Opinion

Jon Urbanchek, Who Led Swimmers to Olympic Glory, Dies at 87

Jon Urbanchek, a Hungarian immigrant who became a revered swimming coach in the United States and guided 44 swimmers to the Olympics, where they won 21 medals, 11 of them gold, died on May 9 in hospice care at his home in Fullerton, Calif. He was 87.

Jack Roach, a close friend and fellow coach, said the cause was complications of Parkinson’s disease.

Urbanchek mainly made his name at the University of Michigan pool, where he coached the men’s swim team from 1982 to 2004 and led it to 13 Big Ten Conference titles, including 10 in a row at one point, and the 1995 N.C.A.A. championship.

In all, his Michigan swimmers earned 315 All-America honors.

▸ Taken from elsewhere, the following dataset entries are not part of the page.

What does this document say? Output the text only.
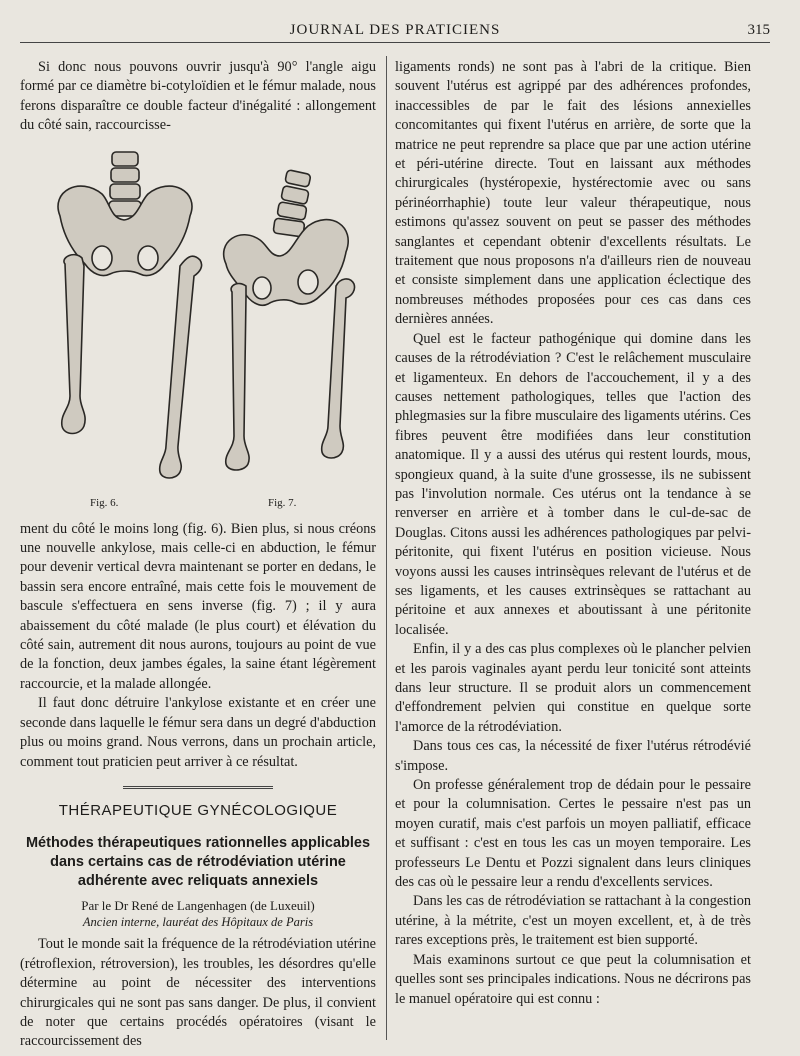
JOURNAL DES PRATICIENS	315

Si donc nous pouvons ouvrir jusqu'à 90° l'angle aigu formé par ce diamètre bi-cotyloïdien et le fémur malade, nous ferons disparaître ce double facteur d'inégalité : allongement du côté sain, raccourcisse-

Fig. 6.	Fig. 7.

ment du côté le moins long (fig. 6). Bien plus, si nous créons une nouvelle ankylose, mais celle-ci en abduction, le fémur pour devenir vertical devra maintenant se porter en dedans, le bassin sera encore entraîné, mais cette fois le mouvement de bascule s'effectuera en sens inverse (fig. 7) ; il y aura abaissement du côté malade (le plus court) et élévation du côté sain, autrement dit nous aurons, toujours au point de vue de la fonction, deux jambes égales, la saine étant légèrement raccourcie, et la malade allongée.

Il faut donc détruire l'ankylose existante et en créer une seconde dans laquelle le fémur sera dans un degré d'abduction plus ou moins grand. Nous verrons, dans un prochain article, comment tout praticien peut arriver à ce résultat.

THÉRAPEUTIQUE GYNÉCOLOGIQUE
Méthodes thérapeutiques rationnelles applicables dans certains cas de rétrodéviation utérine adhérente avec reliquats annexiels
Par le Dr René de Langenhagen (de Luxeuil)
Ancien interne, lauréat des Hôpitaux de Paris

Tout le monde sait la fréquence de la rétrodéviation utérine (rétroflexion, rétroversion), les troubles, les désordres qu'elle détermine au point de nécessiter des interventions chirurgicales qui ne sont pas sans danger. De plus, il convient de noter que certains procédés opératoires (visant le raccourcissement des

ligaments ronds) ne sont pas à l'abri de la critique. Bien souvent l'utérus est agrippé par des adhérences profondes, inaccessibles de par le fait des lésions annexielles concomitantes qui fixent l'utérus en arrière, de sorte que la matrice ne peut reprendre sa place que par une action utérine et péri-utérine directe. Tout en laissant aux méthodes chirurgicales (hystéropexie, hystérectomie avec ou sans périnéorrhaphie) toute leur valeur thérapeutique, nous estimons qu'assez souvent on peut se passer des méthodes sanglantes et cependant obtenir d'excellents résultats. Le traitement que nous proposons n'a d'ailleurs rien de nouveau et consiste simplement dans une application éclectique des nombreuses méthodes proposées pour ces cas dans ces dernières années.

Quel est le facteur pathogénique qui domine dans les causes de la rétrodéviation ? C'est le relâchement musculaire et ligamenteux. En dehors de l'accouchement, il y a des causes nettement pathologiques, telles que l'action des phlegmasies sur la fibre musculaire des ligaments utérins. Ces fibres peuvent être modifiées dans leur constitution anatomique. Il y a aussi des utérus qui restent lourds, mous, spongieux quand, à la suite d'une grossesse, ils ne subissent pas l'involution normale. Ces utérus ont la tendance à se renverser en arrière et à tomber dans le cul-de-sac de Douglas. Citons aussi les adhérences pathologiques par pelvi-péritonite, qui fixent l'utérus en position vicieuse. Nous voyons aussi les causes intrinsèques relevant de l'utérus et de ses ligaments, et les causes extrinsèques se rattachant au péritoine et aux annexes et aboutissant à une péritonite localisée.

Enfin, il y a des cas plus complexes où le plancher pelvien et les parois vaginales ayant perdu leur tonicité sont atteints dans leur structure. Il se produit alors un commencement d'effondrement pelvien qui constitue en quelque sorte l'amorce de la rétrodéviation.

Dans tous ces cas, la nécessité de fixer l'utérus rétrodévié s'impose.

On professe généralement trop de dédain pour le pessaire et pour la columnisation. Certes le pessaire n'est pas un moyen curatif, mais c'est parfois un moyen palliatif, efficace et suffisant : c'est en tous les cas un moyen temporaire. Les professeurs Le Dentu et Pozzi signalent dans leurs cliniques des cas où le pessaire leur a rendu d'excellents services.

Dans les cas de rétrodéviation se rattachant à la congestion utérine, à la métrite, c'est un moyen excellent, et, à de très rares exceptions près, le traitement est bien supporté.

Mais examinons surtout ce que peut la columnisation et quelles sont ses principales indications. Nous ne décrirons pas le manuel opératoire qui est connu :
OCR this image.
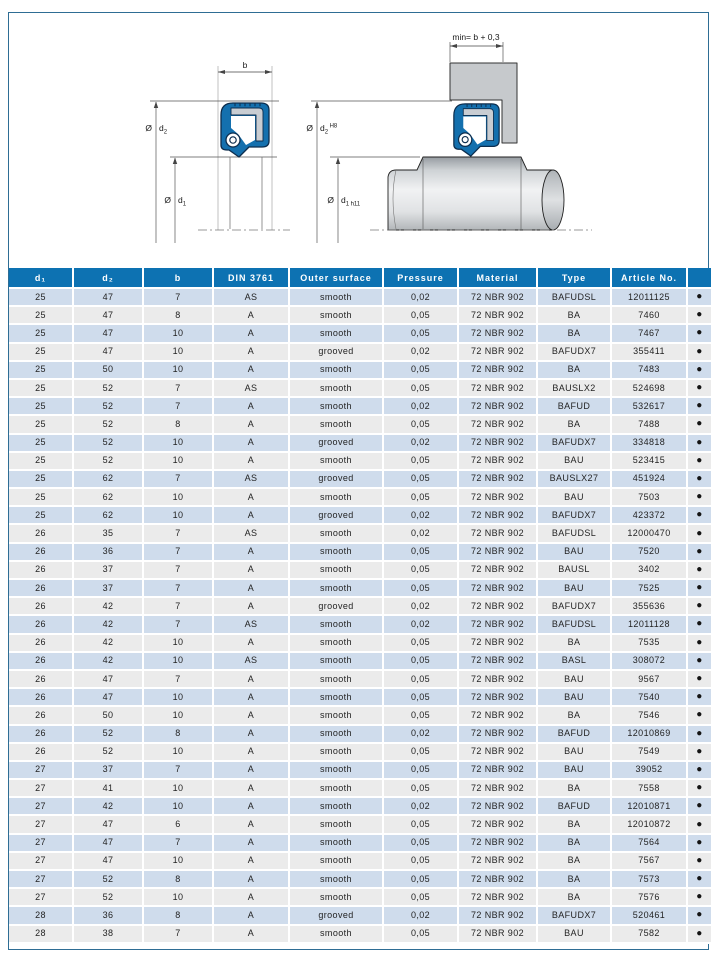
b
Ø $d_2$
Ø $d_1$
min= b + 0,3
Ø $d_2^{H8}$
Ø $d_1$ h11
d₁	d₂	b	DIN 3761	Outer surface	Pressure	Material	Type	Article No.	
25	47	7	AS	smooth	0,02	72 NBR 902	BAFUDSL	12011125	●
25	47	8	A	smooth	0,05	72 NBR 902	BA	7460	●
25	47	10	A	smooth	0,05	72 NBR 902	BA	7467	●
25	47	10	A	grooved	0,02	72 NBR 902	BAFUDX7	355411	●
25	50	10	A	smooth	0,05	72 NBR 902	BA	7483	●
25	52	7	AS	smooth	0,05	72 NBR 902	BAUSLX2	524698	●
25	52	7	A	smooth	0,02	72 NBR 902	BAFUD	532617	●
25	52	8	A	smooth	0,05	72 NBR 902	BA	7488	●
25	52	10	A	grooved	0,02	72 NBR 902	BAFUDX7	334818	●
25	52	10	A	smooth	0,05	72 NBR 902	BAU	523415	●
25	62	7	AS	grooved	0,05	72 NBR 902	BAUSLX27	451924	●
25	62	10	A	smooth	0,05	72 NBR 902	BAU	7503	●
25	62	10	A	grooved	0,02	72 NBR 902	BAFUDX7	423372	●
26	35	7	AS	smooth	0,02	72 NBR 902	BAFUDSL	12000470	●
26	36	7	A	smooth	0,05	72 NBR 902	BAU	7520	●
26	37	7	A	smooth	0,05	72 NBR 902	BAUSL	3402	●
26	37	7	A	smooth	0,05	72 NBR 902	BAU	7525	●
26	42	7	A	grooved	0,02	72 NBR 902	BAFUDX7	355636	●
26	42	7	AS	smooth	0,02	72 NBR 902	BAFUDSL	12011128	●
26	42	10	A	smooth	0,05	72 NBR 902	BA	7535	●
26	42	10	AS	smooth	0,05	72 NBR 902	BASL	308072	●
26	47	7	A	smooth	0,05	72 NBR 902	BAU	9567	●
26	47	10	A	smooth	0,05	72 NBR 902	BAU	7540	●
26	50	10	A	smooth	0,05	72 NBR 902	BA	7546	●
26	52	8	A	smooth	0,02	72 NBR 902	BAFUD	12010869	●
26	52	10	A	smooth	0,05	72 NBR 902	BAU	7549	●
27	37	7	A	smooth	0,05	72 NBR 902	BAU	39052	●
27	41	10	A	smooth	0,05	72 NBR 902	BA	7558	●
27	42	10	A	smooth	0,02	72 NBR 902	BAFUD	12010871	●
27	47	6	A	smooth	0,05	72 NBR 902	BA	12010872	●
27	47	7	A	smooth	0,05	72 NBR 902	BA	7564	●
27	47	10	A	smooth	0,05	72 NBR 902	BA	7567	●
27	52	8	A	smooth	0,05	72 NBR 902	BA	7573	●
27	52	10	A	smooth	0,05	72 NBR 902	BA	7576	●
28	36	8	A	grooved	0,02	72 NBR 902	BAFUDX7	520461	●
28	38	7	A	smooth	0,05	72 NBR 902	BAU	7582	●
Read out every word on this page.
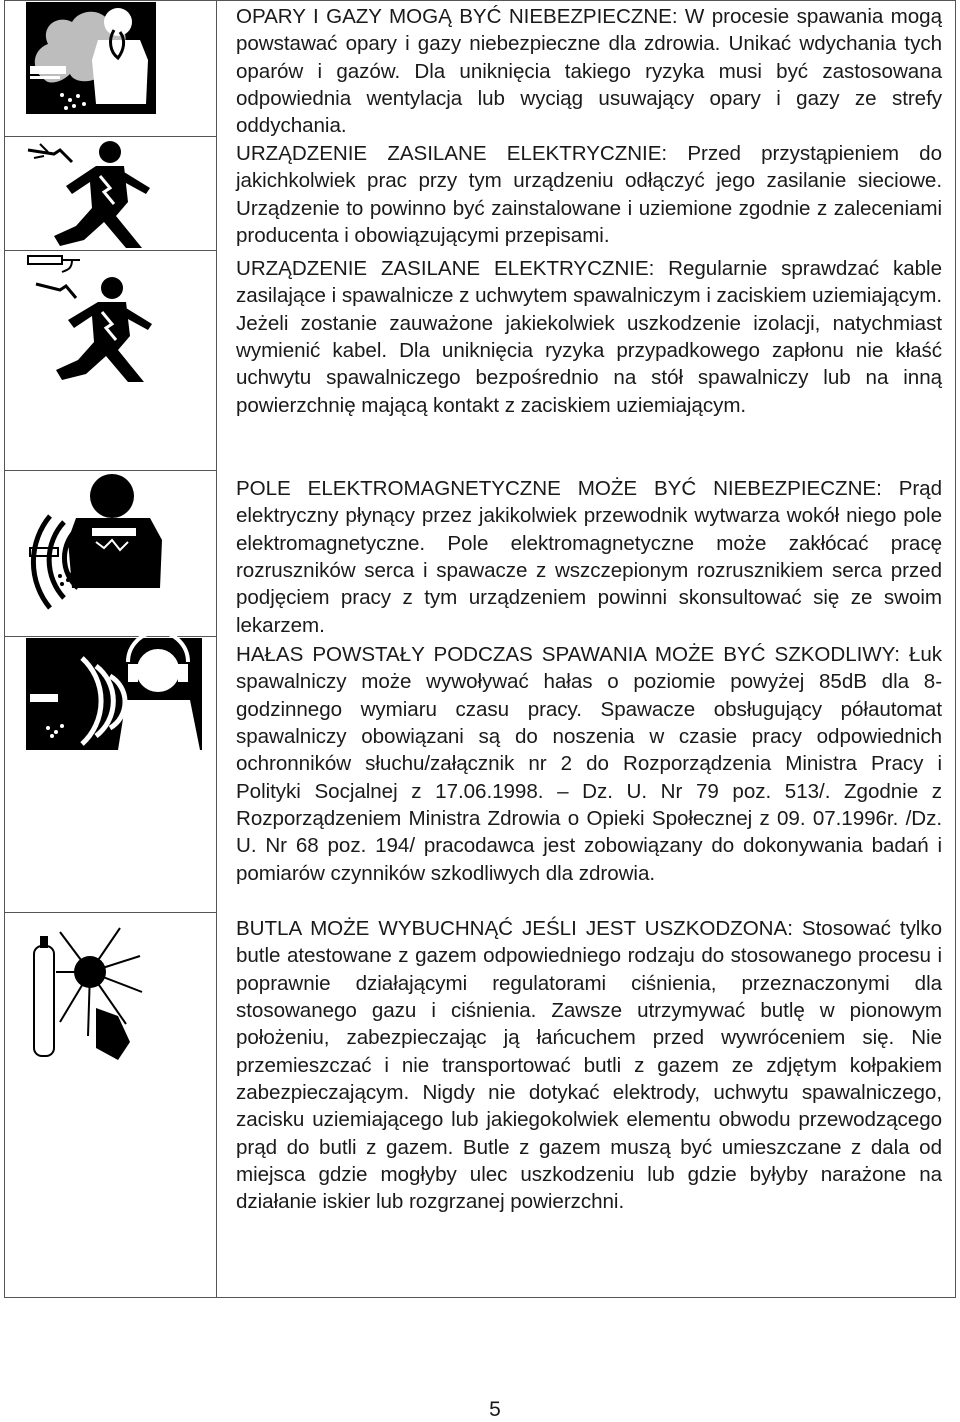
OPARY I GAZY MOGĄ BYĆ NIEBEZPIECZNE: W procesie spawania mogą powstawać opary i gazy niebezpieczne dla zdrowia. Unikać wdychania tych oparów i gazów. Dla uniknięcia takiego ryzyka musi być zastosowana odpowiednia wentylacja lub wyciąg usuwający opary i gazy ze strefy oddychania.
URZĄDZENIE ZASILANE ELEKTRYCZNIE: Przed przystąpieniem do jakichkolwiek prac przy tym urządzeniu odłączyć jego zasilanie sieciowe. Urządzenie to powinno być zainstalowane i uziemione zgodnie z zaleceniami producenta i obowiązującymi przepisami.
URZĄDZENIE ZASILANE ELEKTRYCZNIE: Regularnie sprawdzać kable zasilające i spawalnicze z uchwytem spawalniczym i zaciskiem uziemiającym. Jeżeli zostanie zauważone jakiekolwiek uszkodzenie izolacji, natychmiast wymienić kabel. Dla uniknięcia ryzyka przypadkowego zapłonu nie kłaść uchwytu spawalniczego bezpośrednio na stół spawalniczy lub na inną powierzchnię mającą kontakt z zaciskiem uziemiającym.
POLE ELEKTROMAGNETYCZNE MOŻE BYĆ NIEBEZPIECZNE: Prąd elektryczny płynący przez jakikolwiek przewodnik wytwarza wokół niego pole elektromagnetyczne. Pole elektromagnetyczne może zakłócać pracę rozruszników serca i spawacze z wszczepionym rozrusznikiem serca przed podjęciem pracy z tym urządzeniem powinni skonsultować się ze swoim lekarzem.
HAŁAS POWSTAŁY PODCZAS SPAWANIA MOŻE BYĆ SZKODLIWY: Łuk spawalniczy może wywoływać hałas o poziomie powyżej 85dB dla 8-godzinnego wymiaru czasu pracy. Spawacze obsługujący półautomat spawalniczy obowiązani są do noszenia w czasie pracy odpowiednich ochronników słuchu/załącznik nr 2 do Rozporządzenia Ministra Pracy i Polityki Socjalnej z 17.06.1998. – Dz. U. Nr 79 poz. 513/. Zgodnie z Rozporządzeniem Ministra Zdrowia o Opieki Społecznej z 09. 07.1996r. /Dz. U. Nr 68 poz. 194/ pracodawca jest zobowiązany do dokonywania badań i pomiarów czynników szkodliwych dla zdrowia.
BUTLA MOŻE WYBUCHNĄĆ JEŚLI JEST USZKODZONA: Stosować tylko butle atestowane z gazem odpowiedniego rodzaju do stosowanego procesu i poprawnie działającymi regulatorami ciśnienia, przeznaczonymi dla stosowanego gazu i ciśnienia. Zawsze utrzymywać butlę w pionowym położeniu, zabezpieczając ją łańcuchem przed wywróceniem się. Nie przemieszczać i nie transportować butli z gazem ze zdjętym kołpakiem zabezpieczającym. Nigdy nie dotykać elektrody, uchwytu spawalniczego, zacisku uziemiającego lub jakiegokolwiek elementu obwodu przewodzącego prąd do butli z gazem. Butle z gazem muszą być umieszczane z dala od miejsca gdzie mogłyby ulec uszkodzeniu lub gdzie byłyby narażone na działanie iskier lub rozgrzanej powierzchni.
5
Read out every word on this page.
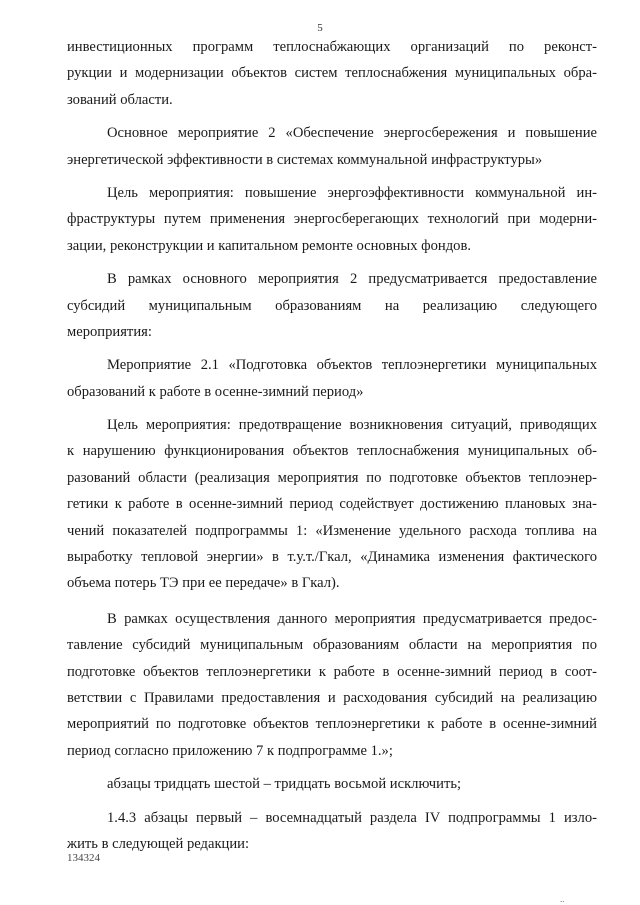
5
инвестиционных программ теплоснабжающих организаций по реконст-
рукции и модернизации объектов систем теплоснабжения муниципальных обра-
зований области.
Основное мероприятие 2 «Обеспечение энергосбережения и повышение
энергетической эффективности в системах коммунальной инфраструктуры»
Цель мероприятия: повышение энергоэффективности коммунальной ин-
фраструктуры путем применения энергосберегающих технологий при модерни-
зации, реконструкции и капитальном ремонте основных фондов.
В рамках основного мероприятия 2 предусматривается предоставление
субсидий муниципальным образованиям на реализацию следующего
мероприятия:
Мероприятие 2.1 «Подготовка объектов теплоэнергетики муниципальных
образований к работе в осенне-зимний период»
Цель мероприятия: предотвращение возникновения ситуаций, приводящих
к нарушению функционирования объектов теплоснабжения муниципальных об-
разований области (реализация мероприятия по подготовке объектов теплоэнер-
гетики к работе в осенне-зимний период содействует достижению плановых зна-
чений показателей подпрограммы 1: «Изменение удельного расхода топлива на
выработку тепловой энергии» в т.у.т./Гкал, «Динамика изменения фактического
объема потерь ТЭ при ее передаче» в Гкал).
В рамках осуществления данного мероприятия предусматривается предос-
тавление субсидий муниципальным образованиям области на мероприятия по
подготовке объектов теплоэнергетики к работе в осенне-зимний период в соот-
ветствии с Правилами предоставления и расходования субсидий на реализацию
мероприятий по подготовке объектов теплоэнергетики к работе в осенне-зимний
период согласно приложению 7 к подпрограмме 1.»;
абзацы тридцать шестой – тридцать восьмой исключить;
1.4.3 абзацы первый – восемнадцатый раздела IV подпрограммы 1 изло-
жить в следующей редакции:
134324
..
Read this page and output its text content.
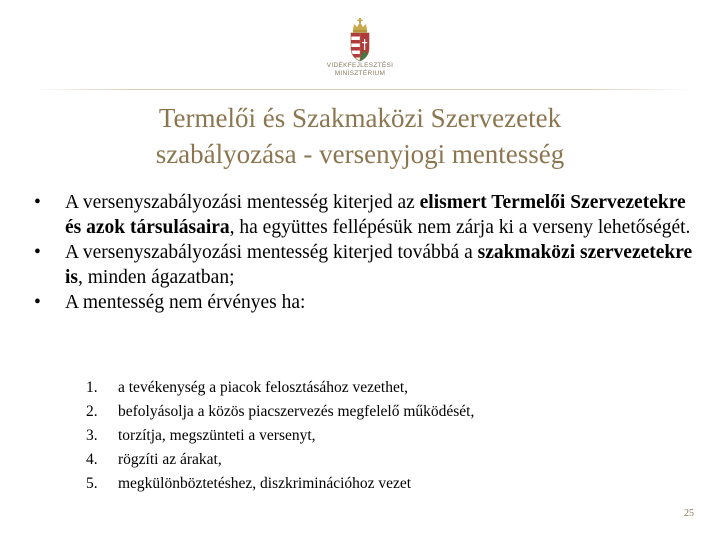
VIDÉKFEJLESZTÉSI
MINISZTÉRIUM
Termelői és Szakmaközi Szervezetek
szabályozása - versenyjogi mentesség
• A versenyszabályozási mentesség kiterjed az elismert Termelői Szervezetekre és azok társulásaira, ha együttes fellépésük nem zárja ki a verseny lehetőségét.
• A versenyszabályozási mentesség kiterjed továbbá a szakmaközi szervezetekre is, minden ágazatban;
• A mentesség nem érvényes ha:
1. a tevékenység a piacok felosztásához vezethet,
2. befolyásolja a közös piacszervezés megfelelő működését,
3. torzítja, megszünteti a versenyt,
4. rögzíti az árakat,
5. megkülönböztetéshez, diszkriminációhoz vezet
25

“Michigan was like a freight train,” Urbanchek told The Orange County Register in California in 2012. “By the mid-’80s, we built a freight train people jump on, they get off and new kids jump on. The machine was going constantly.”

He served on the coaching staffs of six United States Olympic teams, from 1988 to 2012, and was a technical adviser to U.S.A. Swimming, the national governing body, from 2018 to 2020.

“The part that made him special is that he found a way to get the best out of you while still encouraging you to enjoy the process,” Lindsay Mintenko, managing director of the national team at U.S.A. Swimming, said in a phone interview.